Chance Kosner Sermon
Shabat Shalom. For those who don’t know me, my name is Chance Kosner and this is my 11th summer at Kawaga. Coming up to Kawaga for the first time in 2014 for the second session with no friends, I had no idea what I was even signing up for. By the end of those 4 weeks, I was stepping off the bus, begging my mom to let me go 8 weeks the next year. What I learned that summer was that Kawaga was bar none the best place on all of Earth. I can still recall spending the nights talking and laughing away with a group of kids I had never met even just a week ago. I remember swimming the bay, after trying so hard and failing, and the feeling of accomplishment from ringing that bell and all the congratulations I received. These are the little things that keep Kawaga, Kawaga.
In the following years, I would start to spend more and more time concerned with achieving entrance into the tribes of both Mawanda and Sachem. It was attempting to go for both of these tribes, but especially Sachem, where I learned how to grow as a person. I remember in my Mohawk B summer, I had set a goal of achieving Sachem by the 6 week mark, as I believed I was very capable of it. However, when this time passed me by without me having made Sachem, I was absolutely devastated. I can vividly remember Jackson Gruber coming up to me as I was crying on the picture bench above the tennis courts. He expressed how he was sad for me too and was really hoping to see me achieve my goal, but also reminded me that sitting around and continuing to think about something that had already happened was pointless. He encouraged me to look forward, to figure out what I had to do to achieve my goal, and how to not forget that this happened but instead use it as motivation to become a better version of myself.

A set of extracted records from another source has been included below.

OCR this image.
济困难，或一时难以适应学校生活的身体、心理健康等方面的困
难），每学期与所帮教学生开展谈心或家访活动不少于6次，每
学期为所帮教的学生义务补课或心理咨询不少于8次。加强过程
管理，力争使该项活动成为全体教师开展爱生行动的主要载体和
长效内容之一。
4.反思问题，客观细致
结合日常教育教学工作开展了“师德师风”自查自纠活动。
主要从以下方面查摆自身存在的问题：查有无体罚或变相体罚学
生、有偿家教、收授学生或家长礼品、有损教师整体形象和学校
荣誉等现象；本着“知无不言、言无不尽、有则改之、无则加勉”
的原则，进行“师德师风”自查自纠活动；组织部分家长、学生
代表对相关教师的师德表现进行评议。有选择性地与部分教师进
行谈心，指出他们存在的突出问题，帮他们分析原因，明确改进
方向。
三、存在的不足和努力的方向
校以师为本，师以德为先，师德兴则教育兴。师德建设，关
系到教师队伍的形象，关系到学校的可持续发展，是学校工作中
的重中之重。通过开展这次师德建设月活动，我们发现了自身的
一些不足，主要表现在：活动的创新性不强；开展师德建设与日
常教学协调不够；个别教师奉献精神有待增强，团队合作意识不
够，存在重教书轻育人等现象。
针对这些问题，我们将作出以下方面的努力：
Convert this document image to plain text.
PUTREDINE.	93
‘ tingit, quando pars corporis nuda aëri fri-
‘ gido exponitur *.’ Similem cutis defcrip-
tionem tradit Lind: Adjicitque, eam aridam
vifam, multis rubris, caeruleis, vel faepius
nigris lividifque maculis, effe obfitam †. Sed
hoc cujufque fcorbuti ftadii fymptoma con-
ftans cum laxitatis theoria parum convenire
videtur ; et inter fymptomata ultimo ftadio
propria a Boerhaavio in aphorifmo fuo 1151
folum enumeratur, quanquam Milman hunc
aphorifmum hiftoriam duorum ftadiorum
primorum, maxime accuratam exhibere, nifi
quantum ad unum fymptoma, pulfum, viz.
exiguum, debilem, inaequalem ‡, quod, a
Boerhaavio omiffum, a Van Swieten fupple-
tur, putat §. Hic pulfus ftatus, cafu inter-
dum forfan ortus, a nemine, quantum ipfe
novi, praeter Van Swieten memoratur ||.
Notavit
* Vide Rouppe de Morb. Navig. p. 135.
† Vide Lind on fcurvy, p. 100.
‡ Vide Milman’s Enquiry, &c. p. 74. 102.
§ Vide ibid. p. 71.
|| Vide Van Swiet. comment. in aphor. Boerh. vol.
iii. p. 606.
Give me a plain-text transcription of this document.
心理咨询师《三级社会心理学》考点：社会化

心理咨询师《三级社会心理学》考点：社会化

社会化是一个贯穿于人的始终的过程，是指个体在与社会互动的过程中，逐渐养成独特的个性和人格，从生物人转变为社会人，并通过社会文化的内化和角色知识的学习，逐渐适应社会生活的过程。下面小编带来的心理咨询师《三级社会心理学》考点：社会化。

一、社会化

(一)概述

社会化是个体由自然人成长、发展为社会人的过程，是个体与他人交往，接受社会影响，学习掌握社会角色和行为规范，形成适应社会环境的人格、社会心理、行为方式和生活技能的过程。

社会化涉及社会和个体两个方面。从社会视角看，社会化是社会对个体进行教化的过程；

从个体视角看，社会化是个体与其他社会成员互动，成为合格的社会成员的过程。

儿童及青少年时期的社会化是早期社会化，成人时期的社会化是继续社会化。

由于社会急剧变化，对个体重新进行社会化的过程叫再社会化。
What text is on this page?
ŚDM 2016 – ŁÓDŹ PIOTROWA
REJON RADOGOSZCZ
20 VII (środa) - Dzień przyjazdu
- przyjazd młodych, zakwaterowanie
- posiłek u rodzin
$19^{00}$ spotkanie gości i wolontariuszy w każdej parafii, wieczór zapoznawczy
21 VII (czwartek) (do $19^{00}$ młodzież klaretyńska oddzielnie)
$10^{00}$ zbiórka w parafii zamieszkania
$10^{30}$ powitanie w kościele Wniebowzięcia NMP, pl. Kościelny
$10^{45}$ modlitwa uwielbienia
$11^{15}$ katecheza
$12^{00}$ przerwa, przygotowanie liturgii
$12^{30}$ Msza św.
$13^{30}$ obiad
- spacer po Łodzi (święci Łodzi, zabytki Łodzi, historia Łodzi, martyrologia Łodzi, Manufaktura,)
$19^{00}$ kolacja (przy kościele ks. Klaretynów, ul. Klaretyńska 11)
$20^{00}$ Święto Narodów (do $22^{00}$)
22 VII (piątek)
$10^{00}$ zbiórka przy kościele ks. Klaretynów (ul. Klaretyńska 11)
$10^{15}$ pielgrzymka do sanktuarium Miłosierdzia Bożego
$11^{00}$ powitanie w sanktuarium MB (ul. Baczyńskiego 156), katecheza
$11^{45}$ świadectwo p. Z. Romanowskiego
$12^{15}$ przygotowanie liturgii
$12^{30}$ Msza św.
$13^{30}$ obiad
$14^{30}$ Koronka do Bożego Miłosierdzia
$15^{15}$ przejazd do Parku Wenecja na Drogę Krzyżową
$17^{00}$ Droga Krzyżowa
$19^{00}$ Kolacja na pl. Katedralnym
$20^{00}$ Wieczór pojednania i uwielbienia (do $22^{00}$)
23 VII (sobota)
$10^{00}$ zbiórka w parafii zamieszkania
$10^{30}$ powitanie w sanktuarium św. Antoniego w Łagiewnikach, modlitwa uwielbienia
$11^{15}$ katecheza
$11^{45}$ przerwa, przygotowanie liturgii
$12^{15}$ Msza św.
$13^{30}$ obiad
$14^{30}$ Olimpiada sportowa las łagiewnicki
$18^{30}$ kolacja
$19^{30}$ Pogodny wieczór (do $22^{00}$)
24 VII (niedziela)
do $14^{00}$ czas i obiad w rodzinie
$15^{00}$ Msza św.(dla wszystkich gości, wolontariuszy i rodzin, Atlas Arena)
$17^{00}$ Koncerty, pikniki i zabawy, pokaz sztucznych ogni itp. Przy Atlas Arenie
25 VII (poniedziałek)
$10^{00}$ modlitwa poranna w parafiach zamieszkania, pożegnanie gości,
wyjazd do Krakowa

At the time, I had difficulty fully understanding this sentiment. I had set my goal, and failed to achieve it. What was the point now? But regardless Gruber continued to encourage me, as well as suggest that I return to one of the fundamental points in achieving Sachem, that being memorizing the Kawaga Ideal. As a 12 year old camper going for only my second total Sachem, I had never considered viewing the Ideal as anything more than a boring text that I had to memorize to get a name and feather. But it was upon this re-reading, where I began to soak in what the Ideal was attempting to teach, and what Kawaga was teaching as a whole. There is intention and reason behind everything that is done here, but especially when it comes to the Ideal. Memorizing, reciting, and reflecting on the Ideal is one of very few explicit requirements for Sachem. The board on which it is written is placed right atop the hill overlooking all of camp. Night after night since I first stepped onto the shores, it has played over the PA, as one of the last things we hear before going to sleep. There are constant reminders of the standard we are expected to achieve, the person we are able to become.
Exactly what makes this so special, is that we don’t even notice it, it’s simply a cog in a machine that is our lives. What is difficult to know, is that without this one little cog, everything starts to fall apart. For 110 years, the Ideal has been the outline for what Kawaga has hoped to instill into each and every person that has touched this place. Even when you aren’t at camp, the lessons you are taught and the experiences that you have here will still remain and bit by bit, make you into the person that the Ideal describes. I encourage you, not necessarily to study the Ideal, but instead to simply keep living your daily camp life. Invest yourself in what camp has to offer, and regardless of your awareness, the lessons the Ideal preaches will reach you over, and over, and over again. To conclude I will end the same way the Ideal does, as Kawaga has certainly assured me that “I have not lived in vain.” Thank you.